By Keith Morelli
The Tampa Tribune
Copyright 2008 The Tampa Tribune
TAMPA, Fla. — Tampa Fire Rescue Lt. Natalie Brown has seen a lot in her 14 years as a firefighter and paramedic. Victims and patients come and go, but she always will remember Willie Robinson, the man impaled on a spike fence.
The incident occurred just before 6 p.m. Thursday at 3101 E McBerry St. “The call came in as a fall,” Brown said. The man had fallen off the roof onto the fence. Initially, rescuers arrived and just thought the man was straddling the fence. Then they found he couldn’t move, held there by 6 inches of metal stabbing into the back of his upper leg.
As she and her crew stabilized his position and tried to comfort him, a bond formed between rescuer and patient, she said. He could barely touch the ground to keep weight off the painful wound. “He was on his tippy-toes,” she said.
So she and her partner propped a cinderblock under him for better support. They held him up and gave him painkillers while firefighters used a hacksaw and bolt cutters to cut the fence. The man eventually was taken via helicopter to the hospital, with the piece of fence still stabbed into his flesh.
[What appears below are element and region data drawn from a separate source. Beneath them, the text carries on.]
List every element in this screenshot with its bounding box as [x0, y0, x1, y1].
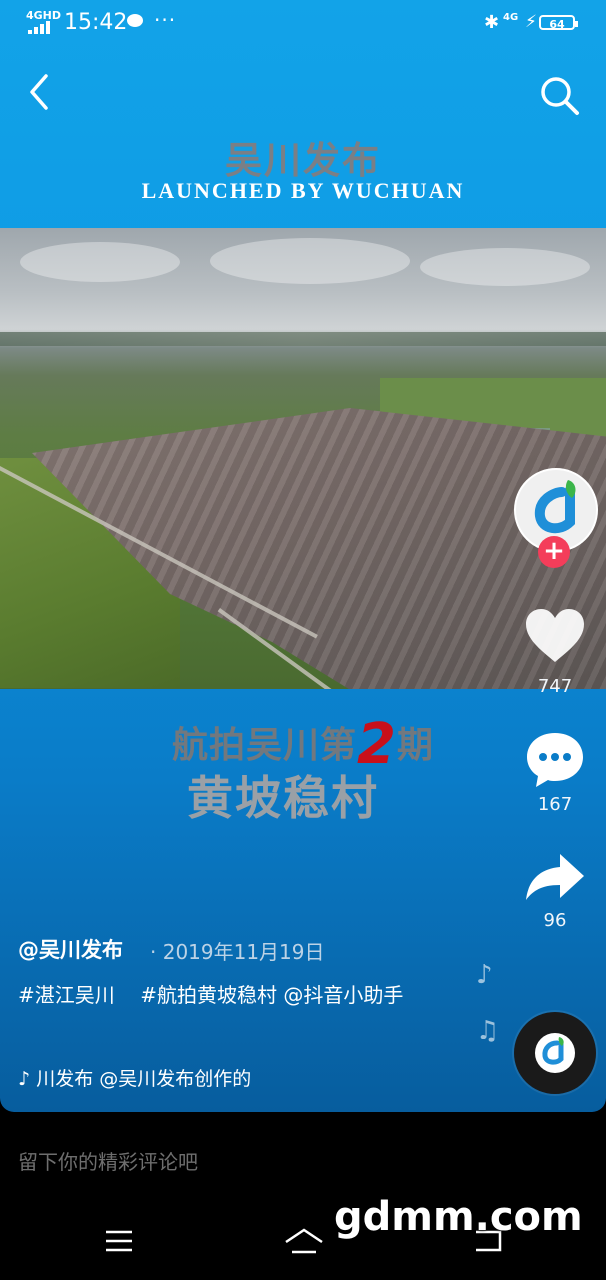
music-note-icon: ♪ [18, 1068, 31, 1090]
title-suffix: 期 [396, 724, 434, 766]
battery-indicator: 64 [539, 15, 578, 31]
music-disc[interactable] [514, 1012, 596, 1094]
like-count: 747 [537, 676, 573, 697]
video-player[interactable]: 4GHD 15:42 ··· ✱ 4G ⚡ 64 吴川发布 LAUNCHED B… [0, 0, 606, 1112]
signal-icon [28, 21, 54, 34]
back-button[interactable] [20, 72, 58, 112]
search-icon [541, 77, 579, 115]
video-title-line2: 黄坡稳村 [187, 771, 379, 825]
network-type: 4GHD [26, 9, 62, 22]
menu-icon [106, 1230, 132, 1252]
aerial-village-image [0, 228, 606, 689]
comment-button[interactable] [524, 730, 586, 790]
back-icon [30, 74, 48, 110]
menu-button[interactable] [104, 1228, 134, 1258]
share-icon [526, 854, 584, 900]
bluetooth-icon: ✱ [484, 12, 500, 33]
hashtag-zhanjiang[interactable]: #湛江吴川 [18, 983, 115, 1007]
network-type-right: 4G [503, 12, 519, 23]
brand-title-en: LAUNCHED BY WUCHUAN [141, 178, 465, 203]
mention-assistant[interactable]: @抖音小助手 [283, 983, 403, 1007]
music-info[interactable]: ♪ 川发布 @吴川发布创作的 [18, 1064, 251, 1091]
share-button[interactable] [524, 852, 586, 904]
heart-icon [526, 609, 584, 662]
watermark: gdmm.com [334, 1194, 583, 1240]
clock: 15:42 [64, 10, 128, 35]
title-prefix: 航拍吴川第 [172, 724, 358, 766]
share-count: 96 [543, 910, 567, 931]
comment-count: 167 [537, 794, 573, 815]
music-title: 川发布 @吴川发布创作的 [36, 1068, 252, 1090]
search-button[interactable] [536, 72, 582, 118]
home-button[interactable] [284, 1228, 324, 1260]
disc-logo-icon [535, 1033, 575, 1073]
comment-input[interactable]: 留下你的精彩评论吧 [18, 1146, 198, 1175]
home-icon [285, 1228, 323, 1254]
status-bar: 4GHD 15:42 ··· ✱ 4G ⚡ 64 [0, 0, 606, 46]
comment-icon [527, 733, 583, 787]
charging-icon: ⚡ [525, 12, 537, 32]
caption-text: #湛江吴川 #航拍黄坡稳村 @抖音小助手 [18, 978, 458, 1012]
more-notifications: ··· [154, 8, 177, 32]
message-icon [127, 14, 143, 27]
author-name[interactable]: @吴川发布 [18, 934, 123, 964]
post-date: · 2019年11月19日 [150, 940, 325, 964]
floating-notes-icon: ♫ [476, 1016, 500, 1046]
follow-button[interactable]: + [538, 536, 570, 568]
hashtag-aerial[interactable]: #航拍黄坡稳村 [140, 983, 277, 1007]
brand-title-cn: 吴川发布 [225, 138, 381, 182]
like-button[interactable] [524, 606, 586, 668]
floating-note-icon: ♪ [476, 960, 493, 990]
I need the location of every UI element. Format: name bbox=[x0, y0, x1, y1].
“You don’t take it out,” Brown, 34, said today. “The only time you ever pull an object out is if it is blocking the airway. We need to let the surgeon do that at the hospital.”
The rescue took between 15-20 minutes. The victim was weak and had lost a lot of blood, she said.
“He was a very brave man,” said Brown, who has been a paramedic for nine years and a firefighter since she was 19. “He was really a lovely gentleman. He didn’t complain at all about the pain.
He even joked with her about her name, she said, and as silver paint dripped on the rescuers from a roofing project the man was working on before he fell, “he was telling us how to get it off.”
The 46-year-old victim was taken to Tampa General Hospital where the metal spike was surgically removed from his leg. Brown said he was in fair condition today.
Saying she would never forget this rescue and “it is something I’ll be telling stories about,” Brown said, “I hope to meet him again someday. He was so nice.”